Regardless of their purchasing decisions, primary care providers need printers that offer end-to-end protection across their firmware, network and software layers as standard. This treats printers as endpoints and frees primary care staff and IT teams from reactive security management, so they can focus on patients and proactive improvement.

HP's printer technology offers protection across networks and software in the healthcare sector. Credit: HP

Seven ways to protect primary care through print

When exploring their printer options, healthcare organisations at all levels should look for devices that
deliver the following key benefits:

  1. Defence at the firmware level (HP Sure Start): This means that every time the printer starts, it checks its own ‘boot DNA’ (BIOS). If anything looks tampered with, it rolls back to a safe, factory copy by itself. If a consulting room printer gets a corrupted update on Friday, it auto-heals by Monday morning, so prescriptions print and the first clinic isn’t delayed.
  2. Secure by default (HP Secure Defaults): Printers should arrive with secure, locked-down settings already switched on, without extra setup or configuration needed to make devices safe. A branch surgery should be able to plug in a replacement printer and know it’s compliant, out of the box.
  3. Hardware-level memory protection (HP Memory Shield™): This allows printers to detect and neutralise memory-based intrusions before they can execute. In the case of an attack, it gives each clinic another layer of automatic protection from bad actors looking to access sensitive data.
  4. Trusted code execution (HP Allowlisting): Printers should only run software that has been verified and authorised. If malicious software attempts to run on a networked printer, it’s stopped at source, preventing the device from being used as a stepping stone into wider clinical systems.
  5. Autonomous network threat detection (HP Connection Inspector): This means devices can keep an eye on their own network traffic and spot odd behaviour. If they see something suspicious, they automatically isolate and self-heal. If a consulting room printer starts reaching out to unfamiliar domains, it quarantines itself and reboots back to a safe state.
  6. Centralised fleet protection (HP Security Manager): Primary care organisations should be able to set their security policy once and push it to every printer at the same time. Every GP practice can then become compliant with its ICB’s cybersecurity standards – and prove it with a simple, automatically generated report.
  7. Future-proof firmware (HP FutureSmart): New security features and fixes should arrive over time automatically, without the need to swap hardware or manually install updates on individual printers’ room by room. When a software update is ready for release, IT can schedule a remote upgrade across the whole fleet in one go.
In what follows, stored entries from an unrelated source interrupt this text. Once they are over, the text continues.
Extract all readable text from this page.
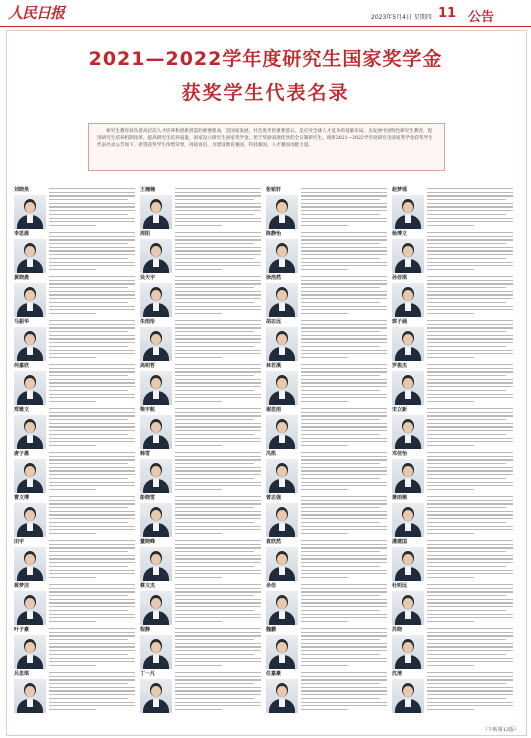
人民日报	2023年5月4日 星期四 11 公告
2021—2022学年度研究生国家奖学金
获奖学生代表名录

研究生教育肩负着高层次人才培养和创新创造的重要使命，是国家发展、社会进步的重要基石，是应对全球人才竞争的基础布局。为发展中国特色研究生教育，促进研究生培养机制改革，提高研究生培养质量，国家设立研究生国家奖学金，用于奖励表现优异的全日制研究生。现将2021—2022学年度研究生国家奖学金获奖学生代表名录公告如下，希望获奖学生珍惜荣誉，再接再厉，为建设教育强国、科技强国、人才强国贡献力量。

刘晓昊	王楠楠	张铭轩	赵梦瑶
李思源	周阳	陈静怡	杨博文
黄晓晨	吴天宇	徐浩然	孙佳琪
马振华	朱雨彤	胡志远	郭子涵
何嘉欣	高明哲	林若溪	罗俊杰
郑雅文	梁宇航	谢思雨	宋立新
唐子墨	韩雪	冯凯	邓佳怡
曹文博	彭晓雪	曾志强	萧雨桐
田宇	董晓峰	袁欣然	潘建国
蒋梦洁	蔡文杰	余佳	杜明远
叶子豪	程静	魏鹏	苏晓
吕思琪	丁一凡	任嘉豪	沈清
（下转第12版）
Stronger security for a safer NHS

At HP, end-to-end protection across firmware, network and software is built into the printers – rather than treated as add-ons. HP Wolf Security integrates all these benefits and runs across a fleet of devices, whether they’re managed by HP or the provider’s IT team.

Critically, these protections are simple to maintain. As guidance and threats change, policies and firmware can be updated once and pushed everywhere – maintaining long-term security and support for patient care without swapping hardware.

In short, stronger security is an enabler of better, safer care. Fewer risks to sensitive data, less disruption to healthcare services and more time spent with patients – all helping to build a more resilient NHS.